Rehap Total Kantor Camat Tanjung Priok TA 2019, Diduga “Sarat Permainan”

Jakarta, aspirasipublik.com – Keterbukaan informasi public hingga saat ini dinilai beberapa pihak masih jauh dari yang seharusnya, pentingnya keterbukaan guno mendorong unit pemerintah melakukan tufoksinya sesuai koridor yang ada.

Hasil survey membuktikan keterbukaan informasi terutama dalam hal penggunaan anggaran kegiatan yang dikelola oleh unit pemerintah dapat mengurangi kebocoran anggaran itu sendiri.

Munculnya undang-undang KIP (Keterbukaan Informasi Publik) ini sendiri adalah marwah kesadaran pentingnya informasi terhadap publik sehingga masyarakat sebagai user atas hasil pekerjaan tersebut dapat melakukan control social untuk perubahan yang lebih baik.

Menilik Pekerjaan Jasa Konstruksi Lanjutan Rehap Total Kantor Camat Tanjung Priok 2019 tahun lalu, terindikasi banyak kejanggalan, melihat kondisi di lapangan pekerjaan banyak kegiatan yang tidak dilaksanakan sebagaimana mestinya.

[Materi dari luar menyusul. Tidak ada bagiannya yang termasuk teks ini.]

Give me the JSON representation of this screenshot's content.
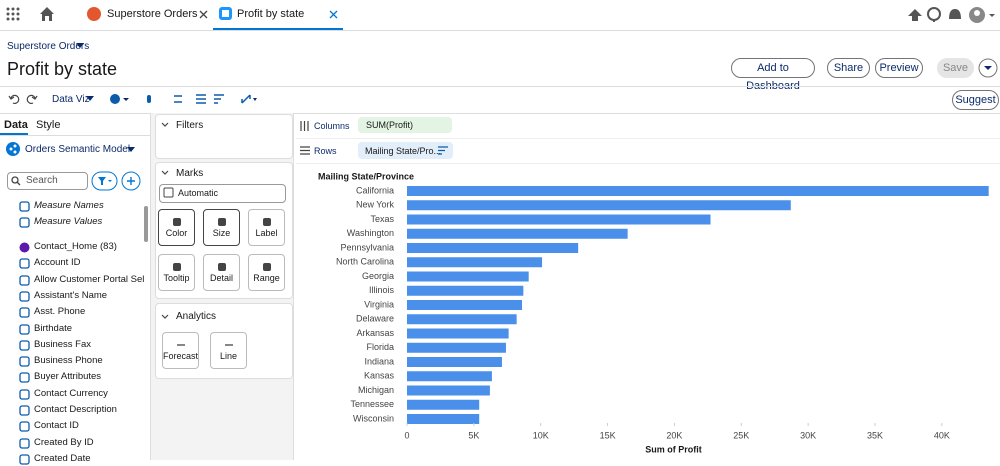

Melihat kondisi ini salah satu LSM yang berada di ibukota Jakarta belum lama ini mencoba mengirimkan sepucuk surat kepada instansi terkait guna mempertanyakan terkait kejanggalan kegiatan tersebut diatas, yang menbuat semakin kuat dugaan telah terjadi KKN dan monopoli atas surat balasan kepala bagian tata pemerintahan setko Administrasi Jakar utara nomor: 01/-078 tanggal 09 Januari 2020 terhadap Lembaga swadaya Masyarakat Caraka Nusantara dimana pada poin 2. Mengatakan bahwa pekerja tanaman telah di kerjakan/dilaksanakan dan pemeliharaan tanaman terus akan dilakukan sampai dengan 6 (enam) bulan masa pemeliharaan dan Spesifikasi pekerjaan pompa kebakaran terhadap merk tertentu sesuai dengan rekomendasi konsultan perencana diindikasi telah di kendalikan oleh pihak luar / konsultan perencana yang mana Adanya penentuan satu merek tertentu dalam spek BQ dalam Pekerjaan Jasa Konstruksi Lanjutan Rehap Total Kantor Camat Tanjung Priok dengan pemenang:  CV. RAINY’S CROWN ABADI Alamat: Jln. Kebun Bawang VIII No. 22 Tanjung Priok Jakarta Utara  Nilai Total HPS : Rp 3.145.391.739,29 dengan Hasil Negosiasi: 2.953.515.869,13. (penawaran 98 %) Tahun Anggaran: 2019.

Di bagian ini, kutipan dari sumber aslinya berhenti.